Businesses rally to promote profit sense of valuing environment

A group of influential businesses has published its final report to the Government advising that substantial economic benefits could be made if companies value their surrounding environment more.


According to the Ecosystem Markets Task Force (EMTF), led by companies and organisations including Kingfisher, Liz Earle, Unilever and Climate Change Capital, businesses are unaware of their true reliance on nature and a new approach to maximise opportunities and manage future risks is needed.

Launched yesterday, the report sets out 22 practical recommendations for business and Government which aim to bring environmental best practices into the mainstream.

The recommendations involve encouraging streamlined biodiversity offsetting, closing the loop on farms with the use of bio-energy and anaerobic digestion, increasing nature-based certification and labelling to connect consumers with nature and implementing improved water cycle catchment management.

Environment Secretary Owen Paterson said: “This report shows that it is possible to boost the economy while at the same time we improve the environment.

“It adds new ideas and thinking in many areas that we’re already enthusiastically pursuing: such as biodiversity offsetting, anaerobic digestion and imaginative water management.

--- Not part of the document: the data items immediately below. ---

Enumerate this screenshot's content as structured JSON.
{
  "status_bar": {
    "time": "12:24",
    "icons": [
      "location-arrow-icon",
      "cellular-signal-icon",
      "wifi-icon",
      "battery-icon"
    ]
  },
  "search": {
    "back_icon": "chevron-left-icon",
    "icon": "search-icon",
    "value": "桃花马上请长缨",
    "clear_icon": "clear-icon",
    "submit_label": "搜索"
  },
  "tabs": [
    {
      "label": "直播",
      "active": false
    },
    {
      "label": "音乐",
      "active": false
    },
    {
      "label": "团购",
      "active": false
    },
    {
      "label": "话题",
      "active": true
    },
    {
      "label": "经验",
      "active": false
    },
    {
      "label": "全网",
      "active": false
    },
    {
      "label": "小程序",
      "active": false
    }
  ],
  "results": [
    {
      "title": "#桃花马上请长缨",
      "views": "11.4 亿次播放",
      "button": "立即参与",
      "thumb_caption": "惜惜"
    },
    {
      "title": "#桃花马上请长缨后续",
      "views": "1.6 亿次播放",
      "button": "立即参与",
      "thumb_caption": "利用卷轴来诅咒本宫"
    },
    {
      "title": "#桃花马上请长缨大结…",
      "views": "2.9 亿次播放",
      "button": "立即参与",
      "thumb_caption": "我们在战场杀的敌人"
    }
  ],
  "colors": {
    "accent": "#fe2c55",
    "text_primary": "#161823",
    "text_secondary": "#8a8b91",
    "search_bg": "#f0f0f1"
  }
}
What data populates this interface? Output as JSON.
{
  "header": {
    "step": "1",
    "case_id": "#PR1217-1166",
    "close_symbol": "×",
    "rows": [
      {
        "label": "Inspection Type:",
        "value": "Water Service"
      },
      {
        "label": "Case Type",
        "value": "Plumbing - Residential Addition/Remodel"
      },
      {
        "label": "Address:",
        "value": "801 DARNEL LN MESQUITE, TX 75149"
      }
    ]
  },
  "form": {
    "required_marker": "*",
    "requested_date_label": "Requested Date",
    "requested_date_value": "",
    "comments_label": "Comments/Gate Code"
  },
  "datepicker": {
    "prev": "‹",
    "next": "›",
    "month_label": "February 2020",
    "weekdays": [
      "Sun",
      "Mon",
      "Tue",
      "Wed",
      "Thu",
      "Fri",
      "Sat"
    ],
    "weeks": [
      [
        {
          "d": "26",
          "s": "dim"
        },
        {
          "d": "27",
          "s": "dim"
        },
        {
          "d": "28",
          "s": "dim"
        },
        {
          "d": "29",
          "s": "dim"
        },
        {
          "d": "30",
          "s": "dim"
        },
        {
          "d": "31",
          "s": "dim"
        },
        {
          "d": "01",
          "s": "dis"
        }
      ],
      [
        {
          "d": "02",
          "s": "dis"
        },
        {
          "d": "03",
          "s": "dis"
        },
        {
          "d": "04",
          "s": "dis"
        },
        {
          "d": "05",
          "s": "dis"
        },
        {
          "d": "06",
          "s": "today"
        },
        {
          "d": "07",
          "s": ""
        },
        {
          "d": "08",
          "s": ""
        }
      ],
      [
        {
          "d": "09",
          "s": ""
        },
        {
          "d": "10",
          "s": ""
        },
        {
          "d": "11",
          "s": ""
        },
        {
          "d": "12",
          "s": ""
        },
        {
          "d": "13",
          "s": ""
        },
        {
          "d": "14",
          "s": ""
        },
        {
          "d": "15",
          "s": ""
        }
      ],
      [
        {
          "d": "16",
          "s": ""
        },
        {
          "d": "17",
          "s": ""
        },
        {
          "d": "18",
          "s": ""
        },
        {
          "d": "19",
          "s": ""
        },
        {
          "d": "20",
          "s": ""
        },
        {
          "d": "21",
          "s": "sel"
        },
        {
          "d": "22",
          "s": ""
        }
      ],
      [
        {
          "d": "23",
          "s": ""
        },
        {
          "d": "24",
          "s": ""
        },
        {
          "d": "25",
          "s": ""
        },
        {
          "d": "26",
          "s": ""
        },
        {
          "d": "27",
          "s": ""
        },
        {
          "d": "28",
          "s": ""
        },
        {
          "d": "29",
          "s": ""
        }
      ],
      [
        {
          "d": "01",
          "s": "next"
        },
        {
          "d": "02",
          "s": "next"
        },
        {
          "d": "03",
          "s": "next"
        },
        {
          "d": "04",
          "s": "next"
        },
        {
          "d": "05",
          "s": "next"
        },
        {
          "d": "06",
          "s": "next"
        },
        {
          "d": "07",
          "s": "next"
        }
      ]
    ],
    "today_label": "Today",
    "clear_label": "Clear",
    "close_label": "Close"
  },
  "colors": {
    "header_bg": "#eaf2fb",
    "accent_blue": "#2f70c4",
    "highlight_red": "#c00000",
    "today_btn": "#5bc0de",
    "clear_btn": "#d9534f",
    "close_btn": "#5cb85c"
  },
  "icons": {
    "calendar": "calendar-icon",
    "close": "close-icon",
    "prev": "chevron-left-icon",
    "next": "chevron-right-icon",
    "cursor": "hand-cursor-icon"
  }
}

We’ll be looking at all the recommendations and responding formally in the summer.”

According to Task Force chair and Kingfisher group chief executive Ian Cheshire, the majority of businesses know that the world’s natural resources are being used up more quickly than they can be replaced, but do not realise their direct or indirect dependence on them.

“With this report we set out to raise awareness of both the risks of doing nothing about it and the opportunities to be had from thinking differently about the value of nature to business,” he said.

Friends of the Earth broadly agreed that businesses should adapt their ways of working to protect the natural systems their success relies upon.

However, it reacted angrily to the report’s endorsement of biodiversity offsetting, claiming it was “fundamentally flawed.”

In a statement the NGO said: “The suggestion that a developer should be able to pay for damaging a wildlife area with the promise that new natural space will be created somewhere else is a real threat to our cherished local nature sites and will do nothing to restore nature on the scale needed across Britain.”